I think this is what makes a lot of sense to do before the release, and so to backport this change to the release candidate branch. I can do the change if necessary.

Anton-Le commented 3 years ago

@sbastrakov , @franzpoeschel In my opinion the conversion to and from an ADIOS2-conformant data format should happen transparently to the user at storage/retrieval time. The definition of a mask as a bool appears sufficiently intuitive to me to not warrant a change to a different data type.

sbastrakov commented 3 years ago

Okay, let me try to do it this way first. Hopefully what i'm thinking about works

sbastrakov commented 3 years ago

Okay, hopefully the linked PR fixes it. We also need to backport the fix to the release candinate branch.

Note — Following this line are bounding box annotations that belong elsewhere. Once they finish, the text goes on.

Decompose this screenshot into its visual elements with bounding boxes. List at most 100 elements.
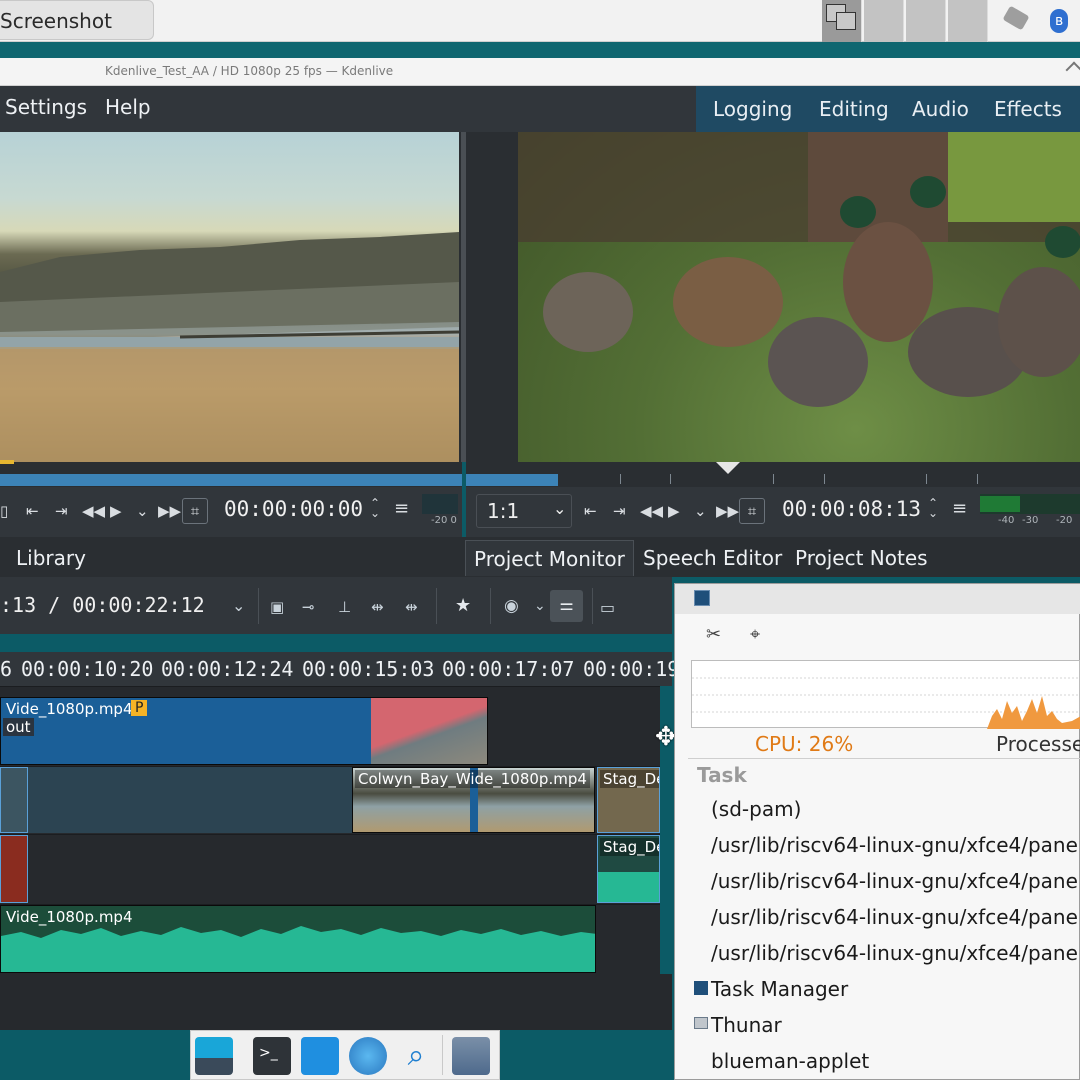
ruler-tick: [977, 474, 978, 484]
show-desktop-icon[interactable]: [195, 1037, 233, 1075]
snap-icon[interactable]: ◉: [504, 596, 519, 616]
extract-icon[interactable]: ⇹: [405, 598, 418, 616]
clip-a2-main[interactable]: Vide_1080p.mp4: [0, 905, 596, 973]
overwrite-icon[interactable]: ⊥: [338, 598, 351, 616]
monitor-menu-icon[interactable]: ≡: [394, 498, 409, 519]
split-view-icon[interactable]: ▣: [270, 598, 284, 616]
project-monitor-timecode[interactable]: 00:00:08:13: [782, 497, 921, 521]
monitor-menu-icon[interactable]: ≡: [952, 498, 967, 519]
workspace-2[interactable]: [864, 0, 904, 42]
process-row[interactable]: Thunar: [711, 1013, 782, 1037]
clip-label: Colwyn_Bay_Wide_1080p.mp4: [355, 770, 590, 788]
layout-logging[interactable]: Logging: [713, 97, 792, 121]
tab-project-monitor[interactable]: Project Monitor: [465, 540, 634, 576]
bluetooth-icon[interactable]: ʙ: [1050, 9, 1068, 33]
meter-scale-20: -20: [1056, 515, 1073, 526]
clip-monitor-timecode[interactable]: 00:00:00:00: [224, 497, 363, 521]
crop-icon[interactable]: ⌗: [182, 498, 208, 524]
process-row[interactable]: /usr/lib/riscv64-linux-gnu/xfce4/pane: [711, 941, 1078, 965]
play-options-chevron-icon[interactable]: ⌄: [694, 502, 707, 520]
track-a2[interactable]: Vide_1080p.mp4: [0, 904, 660, 974]
monitor-splitter-handle[interactable]: [461, 132, 466, 462]
crosshair-icon[interactable]: ⌖: [750, 624, 760, 645]
column-header-task[interactable]: Task: [697, 763, 747, 787]
folder-icon[interactable]: [452, 1037, 490, 1075]
monitor-overlay-icon[interactable]: ▯: [0, 502, 8, 520]
track-a1[interactable]: Stag_De: [0, 834, 660, 904]
clip-label: Vide_1080p.mp4: [3, 908, 136, 926]
track-v1[interactable]: Colwyn_Bay_Wide_1080p.mp4 Stag_De: [0, 766, 660, 834]
clip-monitor-playhead[interactable]: [0, 460, 14, 464]
zoom-select[interactable]: 1:1 ⌄: [476, 494, 572, 528]
timeline-position[interactable]: :13 / 00:00:22:12: [0, 593, 205, 617]
clip-meter-scale: -20 0: [431, 515, 457, 526]
set-in-point-icon[interactable]: ⇤: [26, 502, 39, 520]
file-manager-icon[interactable]: [301, 1037, 339, 1075]
workspace-1[interactable]: [822, 0, 862, 42]
layout-effects[interactable]: Effects: [994, 97, 1062, 121]
play-icon[interactable]: ▶: [668, 502, 680, 520]
set-out-point-icon[interactable]: ⇥: [55, 502, 68, 520]
task-manager-app-icon: [694, 590, 710, 606]
clip-a1-stag[interactable]: Stag_De: [597, 835, 660, 903]
clip-v2-main[interactable]: Vide_1080p.mp4 P out: [0, 697, 488, 765]
web-browser-icon[interactable]: [349, 1037, 387, 1075]
play-options-chevron-icon[interactable]: ⌄: [136, 502, 149, 520]
workspace-4[interactable]: [948, 0, 988, 42]
tab-speech-editor[interactable]: Speech Editor: [635, 540, 790, 576]
mixer-toggle-icon[interactable]: ⚌: [550, 590, 583, 622]
process-row[interactable]: (sd-pam): [711, 797, 801, 821]
clip-v1-left[interactable]: [0, 767, 28, 833]
meter-scale-40: -40: [998, 515, 1015, 526]
task-manager-titlebar[interactable]: [675, 584, 1080, 614]
layout-audio[interactable]: Audio: [912, 97, 969, 121]
process-row[interactable]: /usr/lib/riscv64-linux-gnu/xfce4/pane: [711, 833, 1078, 857]
task-manager-row-icon: [694, 981, 708, 995]
clip-v1-empty[interactable]: [28, 767, 352, 833]
workspace-3[interactable]: [906, 0, 946, 42]
favorite-star-icon[interactable]: ★: [455, 595, 471, 616]
clip-v1-colwyn[interactable]: Colwyn_Bay_Wide_1080p.mp4: [352, 767, 595, 833]
rewind-icon[interactable]: ◀◀: [82, 502, 105, 520]
toolbar-divider: [258, 588, 259, 624]
play-icon[interactable]: ▶: [110, 502, 122, 520]
track-v2[interactable]: Vide_1080p.mp4 P out: [0, 686, 660, 766]
set-in-point-icon[interactable]: ⇤: [584, 502, 597, 520]
set-out-point-icon[interactable]: ⇥: [613, 502, 626, 520]
ruler-tick: [620, 474, 621, 484]
search-icon[interactable]: ⌕: [397, 1037, 435, 1075]
beach-scene-image: [0, 232, 459, 462]
project-monitor-video[interactable]: [518, 132, 1080, 462]
timeline-empty-area[interactable]: [0, 974, 672, 1030]
clip-monitor-video[interactable]: [0, 132, 459, 462]
process-row[interactable]: /usr/lib/riscv64-linux-gnu/xfce4/pane: [711, 869, 1078, 893]
clip-audio-meter: [422, 494, 458, 514]
settings-tools-icon[interactable]: ✂: [706, 624, 721, 645]
process-row[interactable]: Task Manager: [711, 977, 848, 1001]
layout-editing[interactable]: Editing: [819, 97, 889, 121]
process-row[interactable]: /usr/lib/riscv64-linux-gnu/xfce4/pane: [711, 905, 1078, 929]
monitor-splitter[interactable]: [459, 132, 519, 462]
menu-settings[interactable]: Settings: [5, 95, 87, 119]
rewind-icon[interactable]: ◀◀: [640, 502, 663, 520]
lift-icon[interactable]: ⇹: [371, 598, 384, 616]
menu-help[interactable]: Help: [105, 95, 151, 119]
position-chevron-icon[interactable]: ⌄: [232, 596, 245, 615]
terminal-icon[interactable]: >_: [253, 1037, 291, 1075]
timecode-spinner-icon[interactable]: ⌃ ⌄: [928, 497, 938, 519]
subtitle-icon[interactable]: ▭: [600, 598, 615, 617]
forward-icon[interactable]: ▶▶: [716, 502, 739, 520]
timecode-spinner-icon[interactable]: ⌃ ⌄: [370, 497, 380, 519]
screenshot-taskbar-button[interactable]: Screenshot: [0, 0, 154, 40]
project-monitor-playhead[interactable]: [716, 462, 740, 474]
process-row[interactable]: blueman-applet: [711, 1049, 869, 1073]
clip-v1-stag[interactable]: Stag_De: [597, 767, 660, 833]
processes-count: Processe: [996, 732, 1080, 756]
tab-project-notes[interactable]: Project Notes: [787, 540, 936, 576]
tab-library[interactable]: Library: [8, 540, 94, 576]
clip-a1-left[interactable]: [0, 835, 28, 903]
insert-icon[interactable]: ⊸: [302, 598, 315, 616]
crop-icon[interactable]: ⌗: [739, 498, 765, 524]
snap-chevron-icon[interactable]: ⌄: [534, 598, 546, 614]
forward-icon[interactable]: ▶▶: [158, 502, 181, 520]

Anton-Le commented 3 years ago

I will test it as soon as JUWELS Booster is back from the dead again (which should, hopefully, be towards the end of today).

franzpoeschel commented 3 years ago

I see, you found the issue during my holiday Using chars for this purpose is probably for the best, yeah

PrometheusPi commented 3 years ago

@Anton-Le Did @sbastrakov's pull request solve the issue?

sbastrakov commented 3 years ago

I guess you meant to tag @Anton-Le . As far as i can see, there was still some issue observed on JUWELS, not clear if related or not and hard to check now after the allocation ended.

PrometheusPi commented 3 years ago

You are right @sbastrakov. I edited/fixed the comment. Thanks for your feedback.

Anton-Le commented 3 years ago

Unfortunately I could not test this on JWB anymore. I will launch the same test on hemera today to check the problem. The problem on JWB was that, although I could write a checkpoint with the fix, a restart from said checkpoint failed.

sbastrakov commented 3 years ago

@Anton-Le in case you are using a moving windonw, it could have been same issue as in #3899 . The fix #3902 is soon to be merged. The bug could have caused not just weird results, but also crashes.

sbastrakov commented 3 years ago

Btw that would have also explained why my small reproducer runs did not show the error, it occurs only after the window have actually slided (i.e. passed at least one local domain size)

Anton-Le commented 3 years ago

That could very well be it! I'm normally using a moving window.

PrometheusPi commented 3 years ago

Did you output pngs @Anton-Le? If yes, you can check if the bug was triggered after restart.

sbastrakov commented 3 years ago

Iirc it was crashing during the restart? Btw now the fix is merged to dev.

psychocoderHPC commented 2 years ago

I will close this issue, it should be fixed with #3890 and we do not have any compute time on JUWELS to reproduce the issue.